The newly reintroduced Digital Taxonomy Act of 2019 (also known as the Token Taxonomy Act) suggests an annual allocation of $25 million to the Federal Trade Commission (FTC) to prevent crypto-related cybercrime.

Originally proposed in December by Representatives Warren Davidson (R – Ohio) and Darren Soto (D – Florida) — a noted crypto advocate — but reintroduced yesterday, the bill would exempt cryptocurrency from being classified as a security, meaning it would not fall under existing securities law. But, unlike the initial proposal, the bill would include provisions that would supercede “heavy-handed” regulations like that of New York’s “onerous” BitLicense, and clear up conflicting initiatives state-to-state. Generally, the goal of the bill is to create a more certain and welcoming regulatory environment in which companies can operate in order to encourage the advancement of crypto and blockchain innovation in the United States. As it stands now, the United States is still behind many European nations, and some Asian nations as well, in terms of crypto-friendly policies.

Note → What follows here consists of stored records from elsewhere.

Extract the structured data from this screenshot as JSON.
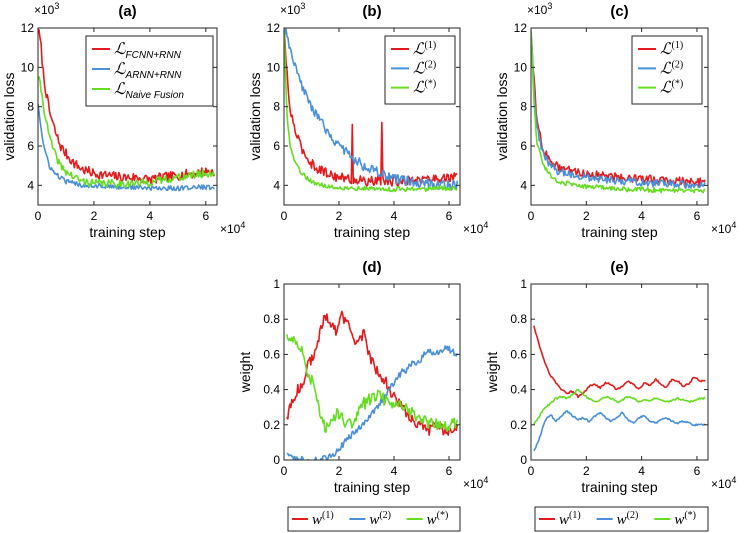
{
  "chart_data": [
    {
      "id": "a",
      "type": "line",
      "title": "(a)",
      "xlabel": "training step",
      "ylabel": "validation loss",
      "x_exponent": "×10^4",
      "y_exponent": "×10^3",
      "xlim": [
        0,
        6.4
      ],
      "ylim": [
        3,
        12
      ],
      "xticks": [
        0,
        2,
        4,
        6
      ],
      "yticks": [
        4,
        6,
        8,
        10,
        12
      ],
      "legend_position": "top-right",
      "series": [
        {
          "name": "L_FCNN+RNN",
          "legend_main": "ℒ",
          "legend_sub": "FCNN+RNN",
          "color": "#e41a1c",
          "x": [
            0,
            0.1,
            0.2,
            0.4,
            0.6,
            0.8,
            1.0,
            1.3,
            1.6,
            2.0,
            2.5,
            3.0,
            3.5,
            4.0,
            4.5,
            5.0,
            5.5,
            6.0,
            6.3
          ],
          "values": [
            12,
            11.2,
            9.5,
            7.8,
            6.8,
            6.0,
            5.6,
            5.1,
            4.8,
            4.6,
            4.5,
            4.4,
            4.4,
            4.3,
            4.4,
            4.5,
            4.6,
            4.7,
            4.7
          ],
          "noise": 0.25
        },
        {
          "name": "L_ARNN+RNN",
          "legend_main": "ℒ",
          "legend_sub": "ARNN+RNN",
          "color": "#4a90d9",
          "x": [
            0,
            0.1,
            0.2,
            0.4,
            0.6,
            0.8,
            1.0,
            1.3,
            1.6,
            2.0,
            2.5,
            3.0,
            3.5,
            4.0,
            4.5,
            5.0,
            5.5,
            6.0,
            6.3
          ],
          "values": [
            8.2,
            7.0,
            6.0,
            5.0,
            4.6,
            4.4,
            4.2,
            4.1,
            4.0,
            4.0,
            3.95,
            3.9,
            3.9,
            3.85,
            3.85,
            3.85,
            3.9,
            3.9,
            3.9
          ],
          "noise": 0.12
        },
        {
          "name": "L_Naive Fusion",
          "legend_main": "ℒ",
          "legend_sub": "Naive Fusion",
          "color": "#66dd22",
          "x": [
            0,
            0.1,
            0.2,
            0.4,
            0.6,
            0.8,
            1.0,
            1.3,
            1.6,
            2.0,
            2.5,
            3.0,
            3.5,
            4.0,
            4.5,
            5.0,
            5.5,
            6.0,
            6.3
          ],
          "values": [
            9.5,
            9.0,
            8.0,
            6.5,
            5.6,
            5.0,
            4.7,
            4.4,
            4.2,
            4.1,
            4.1,
            4.1,
            4.1,
            4.15,
            4.3,
            4.4,
            4.5,
            4.6,
            4.6
          ],
          "noise": 0.2
        }
      ]
    },
    {
      "id": "b",
      "type": "line",
      "title": "(b)",
      "xlabel": "training step",
      "ylabel": "validation loss",
      "x_exponent": "×10^4",
      "y_exponent": "×10^3",
      "xlim": [
        0,
        6.4
      ],
      "ylim": [
        3,
        12
      ],
      "xticks": [
        0,
        2,
        4,
        6
      ],
      "yticks": [
        4,
        6,
        8,
        10,
        12
      ],
      "legend_position": "top-right",
      "series": [
        {
          "name": "L^(1)",
          "legend_main": "ℒ",
          "legend_sup": "(1)",
          "color": "#e41a1c",
          "x": [
            0,
            0.1,
            0.2,
            0.4,
            0.6,
            0.8,
            1.0,
            1.3,
            1.6,
            2.0,
            2.5,
            3.0,
            3.5,
            4.0,
            4.5,
            5.0,
            5.5,
            6.0,
            6.3
          ],
          "values": [
            12,
            9.8,
            8.0,
            6.8,
            6.0,
            5.5,
            5.1,
            4.8,
            4.6,
            4.4,
            4.3,
            4.2,
            4.2,
            4.2,
            4.25,
            4.3,
            4.35,
            4.4,
            4.4
          ],
          "noise": 0.25,
          "spikes": [
            {
              "x": 2.5,
              "y": 7.1
            },
            {
              "x": 3.55,
              "y": 7.2
            }
          ]
        },
        {
          "name": "L^(2)",
          "legend_main": "ℒ",
          "legend_sup": "(2)",
          "color": "#4a90d9",
          "x": [
            0,
            0.1,
            0.2,
            0.4,
            0.6,
            0.8,
            1.0,
            1.3,
            1.6,
            2.0,
            2.5,
            3.0,
            3.5,
            4.0,
            4.5,
            5.0,
            5.5,
            6.0,
            6.3
          ],
          "values": [
            12,
            11.6,
            11.0,
            10.0,
            9.2,
            8.6,
            8.0,
            7.3,
            6.7,
            6.0,
            5.4,
            4.9,
            4.6,
            4.3,
            4.2,
            4.1,
            4.05,
            4.0,
            4.0
          ],
          "noise": 0.25
        },
        {
          "name": "L^(*)",
          "legend_main": "ℒ",
          "legend_sup": "(*)",
          "color": "#66dd22",
          "x": [
            0,
            0.1,
            0.2,
            0.4,
            0.6,
            0.8,
            1.0,
            1.3,
            1.6,
            2.0,
            2.5,
            3.0,
            3.5,
            4.0,
            4.5,
            5.0,
            5.5,
            6.0,
            6.3
          ],
          "values": [
            12,
            7.8,
            6.2,
            5.2,
            4.7,
            4.4,
            4.2,
            4.05,
            3.95,
            3.9,
            3.85,
            3.85,
            3.8,
            3.8,
            3.8,
            3.8,
            3.85,
            3.85,
            3.85
          ],
          "noise": 0.12
        }
      ]
    },
    {
      "id": "c",
      "type": "line",
      "title": "(c)",
      "xlabel": "training step",
      "ylabel": "validation loss",
      "x_exponent": "×10^4",
      "y_exponent": "×10^3",
      "xlim": [
        0,
        6.4
      ],
      "ylim": [
        3,
        12
      ],
      "xticks": [
        0,
        2,
        4,
        6
      ],
      "yticks": [
        4,
        6,
        8,
        10,
        12
      ],
      "legend_position": "top-right",
      "series": [
        {
          "name": "L^(1)",
          "legend_main": "ℒ",
          "legend_sup": "(1)",
          "color": "#e41a1c",
          "x": [
            0,
            0.1,
            0.2,
            0.4,
            0.6,
            0.8,
            1.0,
            1.3,
            1.6,
            2.0,
            2.5,
            3.0,
            3.5,
            4.0,
            4.5,
            5.0,
            5.5,
            6.0,
            6.3
          ],
          "values": [
            12,
            9.5,
            7.5,
            6.0,
            5.4,
            5.1,
            4.9,
            4.8,
            4.7,
            4.6,
            4.5,
            4.45,
            4.4,
            4.3,
            4.3,
            4.25,
            4.2,
            4.2,
            4.2
          ],
          "noise": 0.22
        },
        {
          "name": "L^(2)",
          "legend_main": "ℒ",
          "legend_sup": "(2)",
          "color": "#4a90d9",
          "x": [
            0,
            0.1,
            0.2,
            0.4,
            0.6,
            0.8,
            1.0,
            1.3,
            1.6,
            2.0,
            2.5,
            3.0,
            3.5,
            4.0,
            4.5,
            5.0,
            5.5,
            6.0,
            6.3
          ],
          "values": [
            12,
            9.0,
            7.0,
            5.8,
            5.2,
            4.9,
            4.7,
            4.6,
            4.5,
            4.4,
            4.3,
            4.25,
            4.2,
            4.15,
            4.1,
            4.1,
            4.05,
            4.0,
            4.0
          ],
          "noise": 0.2
        },
        {
          "name": "L^(*)",
          "legend_main": "ℒ",
          "legend_sup": "(*)",
          "color": "#66dd22",
          "x": [
            0,
            0.1,
            0.2,
            0.4,
            0.6,
            0.8,
            1.0,
            1.3,
            1.6,
            2.0,
            2.5,
            3.0,
            3.5,
            4.0,
            4.5,
            5.0,
            5.5,
            6.0,
            6.3
          ],
          "values": [
            12,
            8.5,
            6.3,
            5.2,
            4.7,
            4.4,
            4.2,
            4.1,
            4.0,
            3.95,
            3.9,
            3.85,
            3.8,
            3.8,
            3.75,
            3.75,
            3.75,
            3.7,
            3.7
          ],
          "noise": 0.12
        }
      ]
    },
    {
      "id": "d",
      "type": "line",
      "title": "(d)",
      "xlabel": "training step",
      "ylabel": "weight",
      "x_exponent": "×10^4",
      "y_exponent": "",
      "xlim": [
        0,
        6.4
      ],
      "ylim": [
        0,
        1
      ],
      "xticks": [
        0,
        2,
        4,
        6
      ],
      "yticks": [
        0,
        0.2,
        0.4,
        0.6,
        0.8,
        1
      ],
      "legend_position": "bottom-outside",
      "series": [
        {
          "name": "w^(1)",
          "legend_main": "w",
          "legend_sup": "(1)",
          "color": "#e41a1c",
          "x": [
            0.1,
            0.3,
            0.5,
            0.7,
            0.9,
            1.1,
            1.3,
            1.5,
            1.7,
            1.9,
            2.1,
            2.3,
            2.5,
            2.7,
            2.9,
            3.1,
            3.3,
            3.5,
            3.7,
            3.9,
            4.1,
            4.3,
            4.5,
            4.7,
            4.9,
            5.1,
            5.3,
            5.5,
            5.7,
            5.9,
            6.1,
            6.3
          ],
          "values": [
            0.25,
            0.32,
            0.4,
            0.45,
            0.55,
            0.6,
            0.72,
            0.82,
            0.78,
            0.72,
            0.82,
            0.78,
            0.7,
            0.66,
            0.72,
            0.6,
            0.52,
            0.48,
            0.45,
            0.38,
            0.33,
            0.3,
            0.26,
            0.22,
            0.2,
            0.18,
            0.17,
            0.2,
            0.18,
            0.16,
            0.18,
            0.2
          ],
          "noise": 0.03
        },
        {
          "name": "w^(2)",
          "legend_main": "w",
          "legend_sup": "(2)",
          "color": "#4a90d9",
          "x": [
            0.1,
            0.3,
            0.5,
            0.7,
            0.9,
            1.1,
            1.3,
            1.5,
            1.7,
            1.9,
            2.1,
            2.3,
            2.5,
            2.7,
            2.9,
            3.1,
            3.3,
            3.5,
            3.7,
            3.9,
            4.1,
            4.3,
            4.5,
            4.7,
            4.9,
            5.1,
            5.3,
            5.5,
            5.7,
            5.9,
            6.1,
            6.3
          ],
          "values": [
            0.04,
            0.01,
            0.0,
            0.0,
            0.0,
            0.0,
            0.0,
            0.01,
            0.02,
            0.05,
            0.08,
            0.12,
            0.15,
            0.18,
            0.2,
            0.24,
            0.28,
            0.33,
            0.36,
            0.42,
            0.46,
            0.5,
            0.52,
            0.55,
            0.56,
            0.6,
            0.62,
            0.6,
            0.62,
            0.64,
            0.62,
            0.6
          ],
          "noise": 0.02
        },
        {
          "name": "w^(*)",
          "legend_main": "w",
          "legend_sup": "(*)",
          "color": "#66dd22",
          "x": [
            0.1,
            0.3,
            0.5,
            0.7,
            0.9,
            1.1,
            1.3,
            1.5,
            1.7,
            1.9,
            2.1,
            2.3,
            2.5,
            2.7,
            2.9,
            3.1,
            3.3,
            3.5,
            3.7,
            3.9,
            4.1,
            4.3,
            4.5,
            4.7,
            4.9,
            5.1,
            5.3,
            5.5,
            5.7,
            5.9,
            6.1,
            6.3
          ],
          "values": [
            0.72,
            0.7,
            0.66,
            0.6,
            0.48,
            0.44,
            0.26,
            0.18,
            0.22,
            0.26,
            0.24,
            0.2,
            0.22,
            0.28,
            0.32,
            0.34,
            0.36,
            0.38,
            0.33,
            0.32,
            0.31,
            0.3,
            0.28,
            0.26,
            0.24,
            0.22,
            0.21,
            0.21,
            0.2,
            0.19,
            0.2,
            0.21
          ],
          "noise": 0.035
        }
      ]
    },
    {
      "id": "e",
      "type": "line",
      "title": "(e)",
      "xlabel": "training step",
      "ylabel": "weight",
      "x_exponent": "×10^4",
      "y_exponent": "",
      "xlim": [
        0,
        6.4
      ],
      "ylim": [
        0,
        1
      ],
      "xticks": [
        0,
        2,
        4,
        6
      ],
      "yticks": [
        0,
        0.2,
        0.4,
        0.6,
        0.8,
        1
      ],
      "legend_position": "bottom-outside",
      "series": [
        {
          "name": "w^(1)",
          "legend_main": "w",
          "legend_sup": "(1)",
          "color": "#e41a1c",
          "x": [
            0.1,
            0.3,
            0.5,
            0.7,
            0.9,
            1.1,
            1.3,
            1.5,
            1.7,
            1.9,
            2.1,
            2.3,
            2.5,
            2.7,
            2.9,
            3.1,
            3.3,
            3.5,
            3.7,
            3.9,
            4.1,
            4.3,
            4.5,
            4.7,
            4.9,
            5.1,
            5.3,
            5.5,
            5.7,
            5.9,
            6.1,
            6.3
          ],
          "values": [
            0.76,
            0.65,
            0.55,
            0.48,
            0.44,
            0.4,
            0.38,
            0.39,
            0.36,
            0.38,
            0.42,
            0.43,
            0.41,
            0.44,
            0.43,
            0.4,
            0.42,
            0.45,
            0.43,
            0.4,
            0.44,
            0.42,
            0.46,
            0.43,
            0.41,
            0.46,
            0.45,
            0.42,
            0.43,
            0.47,
            0.45,
            0.45
          ],
          "noise": 0.005
        },
        {
          "name": "w^(2)",
          "legend_main": "w",
          "legend_sup": "(2)",
          "color": "#4a90d9",
          "x": [
            0.1,
            0.3,
            0.5,
            0.7,
            0.9,
            1.1,
            1.3,
            1.5,
            1.7,
            1.9,
            2.1,
            2.3,
            2.5,
            2.7,
            2.9,
            3.1,
            3.3,
            3.5,
            3.7,
            3.9,
            4.1,
            4.3,
            4.5,
            4.7,
            4.9,
            5.1,
            5.3,
            5.5,
            5.7,
            5.9,
            6.1,
            6.3
          ],
          "values": [
            0.05,
            0.12,
            0.22,
            0.26,
            0.22,
            0.25,
            0.28,
            0.25,
            0.23,
            0.24,
            0.22,
            0.25,
            0.27,
            0.24,
            0.22,
            0.24,
            0.27,
            0.23,
            0.21,
            0.24,
            0.25,
            0.22,
            0.21,
            0.23,
            0.24,
            0.22,
            0.21,
            0.22,
            0.21,
            0.2,
            0.2,
            0.2
          ],
          "noise": 0.005
        },
        {
          "name": "w^(*)",
          "legend_main": "w",
          "legend_sup": "(*)",
          "color": "#66dd22",
          "x": [
            0.1,
            0.3,
            0.5,
            0.7,
            0.9,
            1.1,
            1.3,
            1.5,
            1.7,
            1.9,
            2.1,
            2.3,
            2.5,
            2.7,
            2.9,
            3.1,
            3.3,
            3.5,
            3.7,
            3.9,
            4.1,
            4.3,
            4.5,
            4.7,
            4.9,
            5.1,
            5.3,
            5.5,
            5.7,
            5.9,
            6.1,
            6.3
          ],
          "values": [
            0.2,
            0.25,
            0.3,
            0.32,
            0.35,
            0.36,
            0.35,
            0.37,
            0.4,
            0.37,
            0.35,
            0.33,
            0.34,
            0.36,
            0.35,
            0.33,
            0.34,
            0.36,
            0.35,
            0.33,
            0.34,
            0.34,
            0.35,
            0.34,
            0.33,
            0.34,
            0.35,
            0.34,
            0.33,
            0.34,
            0.35,
            0.35
          ],
          "noise": 0.005
        }
      ]
    }
  ]
}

The stated goal of the act on the first page of the proposal reads:

“A bill to authorize additional appropriations to the Federal Trade Commission to prevent unfair or deceptive acts or practices relating to digital tokens and transactions relating to digital tokens, and to require a report to Congress on the Commission’s actions related to digital tokens.”

The bill goes on to state that the FTC would be granted $25 million in funding each year from 2020-2024 in order to fight crypto-related crimes. Later on, short definitions of important crypto terms, like “digital token,” are provided for clarity.

If passed, the Bill would require the FTC to provide an annual report on its crypto-related regulatory actions to the House of Representatives’ Committee on Energy and Commerce and the Senate’s Committee on Commerce, Science, and Transportation.